Pathways to Work 2015 launched
Michael McKernan examines the latest steps in the Government’s effort to help jobless people into work.
The Taoiseach and Tánaiste recently launched the 2015 iteration of the Government’s Pathways to Work strategy, which this year has an emphasis on the young and long-term unemployed, as well as a “particular focus on employer engagement”.
Pathways to Work was first launched in 2012 to run as a four-year over-arching programme aimed at intensifying government efforts to reduce unemployment following the dramatic increase in joblessness which followed the economic crash in 2008. The strategy, including the 2015 update, is based on five ‘strands’ of policy and intervention:
1. incentivising employers to provide more jobs for unemployed people;
2. better engagement with unemployed persons themselves;
3. greater targeting of activation places and opportunities for long-term unemployed;
4. incentivising the take-up of employment opportunities; and
5. completing the reform agenda.
The strategy sits alongside the Government’s Action Plan for Jobs which focuses entirely on employment creation.
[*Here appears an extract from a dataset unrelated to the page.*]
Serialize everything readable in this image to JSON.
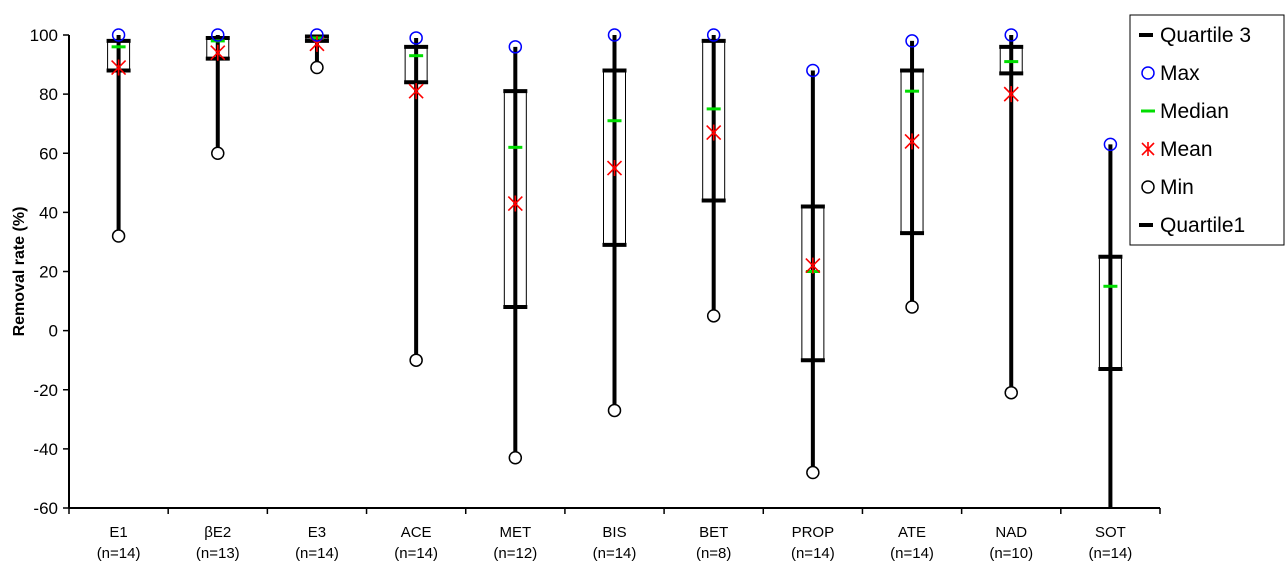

Pathways to Work is about making sure that as many as possible of the jobs created are taken up by people on the live register. The 2015 strategy includes the establishment of a further 16 Intreo centres in addition to the 44 already opened around the country. The Intreo centres are specially designed one-stop shops for training and employment services for the unemployed, run collaboratively by the Department of Social Protection and Department of Education and Skills. Under the 2015 plan, these centres will be publicly benchmarked to ensure that they are performing properly and meeting their targets.
Another key action in Pathways to Work 2015 is the establishment of an ‘employment and youth activation charter’. This initiative invites employers to sign a charter committing them to ensuring that at least 50 per cent of candidates interviewed for jobs will be coming from the live register. To assist in this process, employers will have dedicated account managers in the Department of Social Protection. The 2015 strategy also sees the roll-out of further youth guarantee initiatives supporting young jobseekers and provides more places on programmes aimed at raising skill levels and improving employability.
Pathways to Work 2015 also seeks to ensure that those who return to work are actually financially better off in work. To this end, the introduction of a working family dividend is designed to allow jobseekers returning to work to retain, for a set period, welfare payments known as qualified child increases for their children.
The Government can point to some significant successes since Pathways to Work was first launched. The numbers on the live register have fallen by 70,000 since 2012 and unemployment at 10.7 per cent is the lowest that it has been for five years. Youth unemployment remains stubbornly high at 27 per cent but has come down from 33 per cent since 2012. The problem, though, is that the Government is unsure how much of this progress is a direct result of the Pathways to Work strategy and how much is due to general improvement in the economy. The 2015 iteration of Pathways to Work therefore includes a detailed evaluation of the programme itself.
For all the progress made, there is still a long way to go before unemployment returns to pre-downturn levels. However, with the increased focus on performance measurement in 2015, the Tánaiste and Minister of Social Protection Joan Burton is clear that “pressure will be maintained to ensure we meet and exceed our targets.”